Glycerol steam reforming on supported Ru-based catalysts for hydrogen production for fuel cells

•Ru and Ru–Me (Me = Fe, Co, Ni, Mo) catalysts were investigated for glycerol reforming.•The catalysts were dispersed on Y2O3, Al2O3, and Ce0.5Zr0.5O2 supports.•Steam reforming of glycerol was carried out for hydrogen production.•Y2O3 and Ce0.5Zr0.5O2 supports markedly increased H2 production rate and selectivity.•Mo promoter enhanced stability preventing sintering of the catalysts.

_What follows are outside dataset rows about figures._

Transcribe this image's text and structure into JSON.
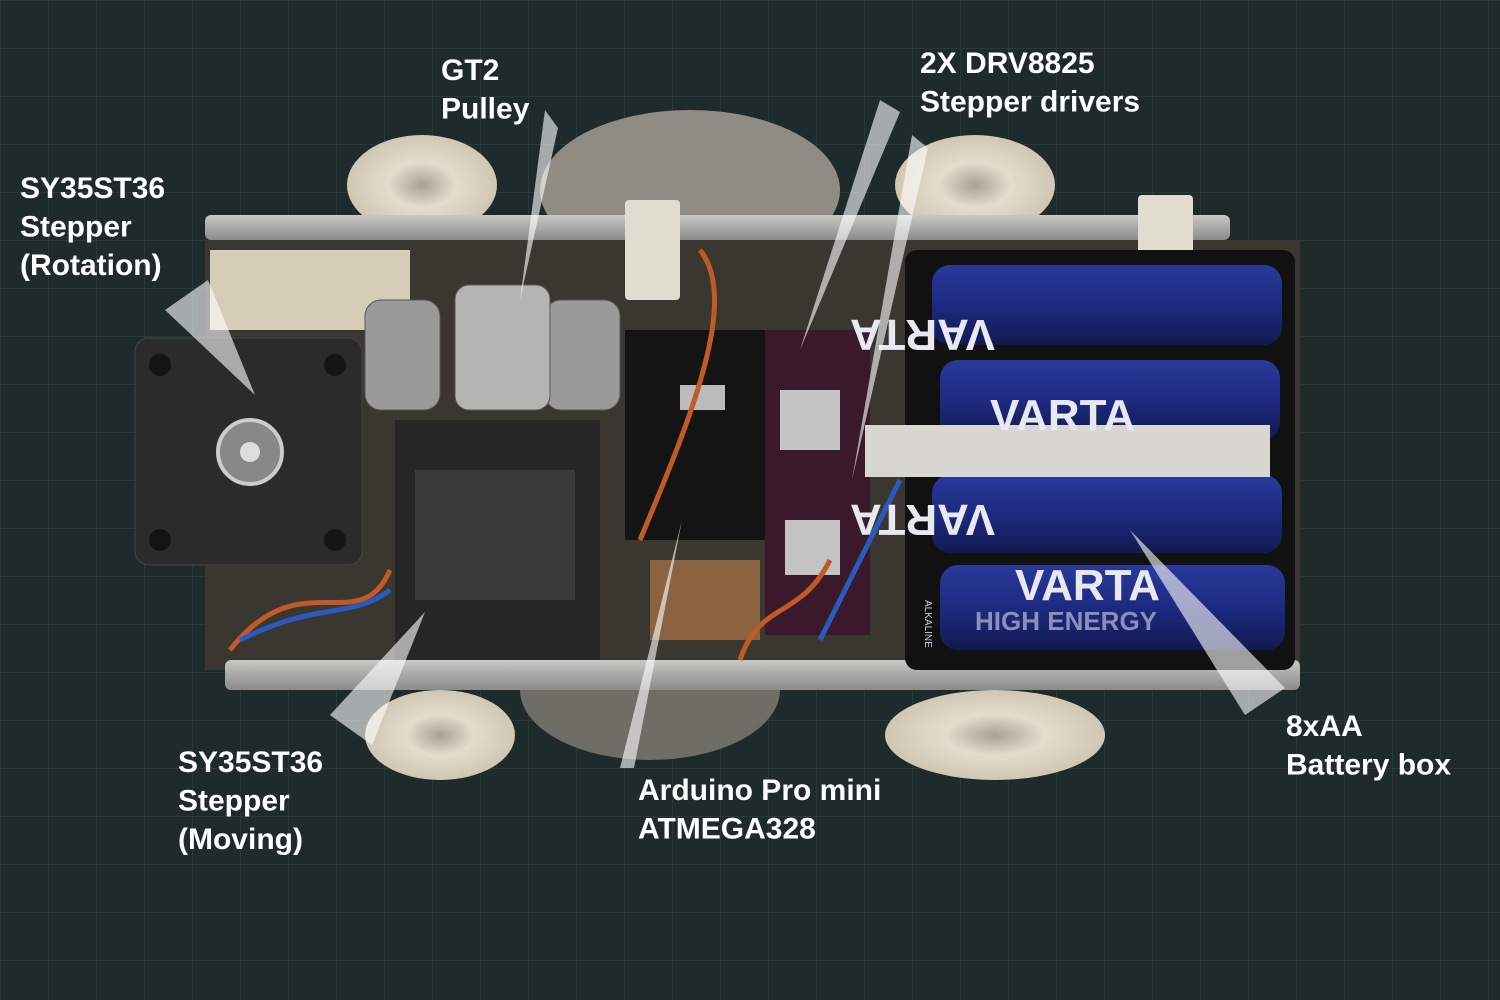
{
  "labels": [
    {
      "lines": [
        "GT2",
        "Pulley"
      ]
    },
    {
      "lines": [
        "2X DRV8825",
        "Stepper drivers"
      ]
    },
    {
      "lines": [
        "SY35ST36",
        "Stepper",
        "(Rotation)"
      ]
    },
    {
      "lines": [
        "SY35ST36",
        "Stepper",
        "(Moving)"
      ]
    },
    {
      "lines": [
        "Arduino Pro mini",
        "ATMEGA328"
      ]
    },
    {
      "lines": [
        "8xAA",
        "Battery box"
      ]
    }
  ],
  "battery_text": {
    "brand": "VARTA",
    "line": "HIGH ENERGY",
    "kind": "ALKALINE"
  }
}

Glycerol steam reforming on Ru and Ru–Me (Me = Fe, Co, Ni, and Mo) catalysts supported on yttria, ceria–zirconia, and γ-alumina is studied at high temperatures for the production of hydrogen for fuel cell applications. The nature of the support notably affects the catalytic properties of these catalysts resulting in significant enhancements of the H2 production turnover rate and product selectivity on the reducible yttria and ceria–zirconia supported Ru-based catalysts via facilitation of the water–gas shift reaction. The acidic γ-alumina supported Ru-based catalysts demonstrate a low H2 production turnover rate with a high CO product selectivity and also favor the formation of C1–C2 hydrocarbons. Differently, the promotion effects due to Fe, Co, Ni, and Mo on the bimetallic Ru–Me catalysts are limited with only small increases in the glycerol conversion turnover rate for the Ru–Ni, Ru–Mo, and Ru–Co catalysts. The alumina supported Ru-based catalysts are deactivated by a significant extent with increasing on-stream time due to coking. The carbon deposition is insignificant on the yttria and ceria-zirconia supported catalysts, but moderate deactivation occurs due to sintering of the dispersed metal clusters. Influenced by the surface MoOx species that hamper sintering of the surface metal clusters and by the Y2O3 support that prevents coking on the catalyst, the Ru–Mo/Y2O3 catalysts exhibit superior catalytic stability against deactivation.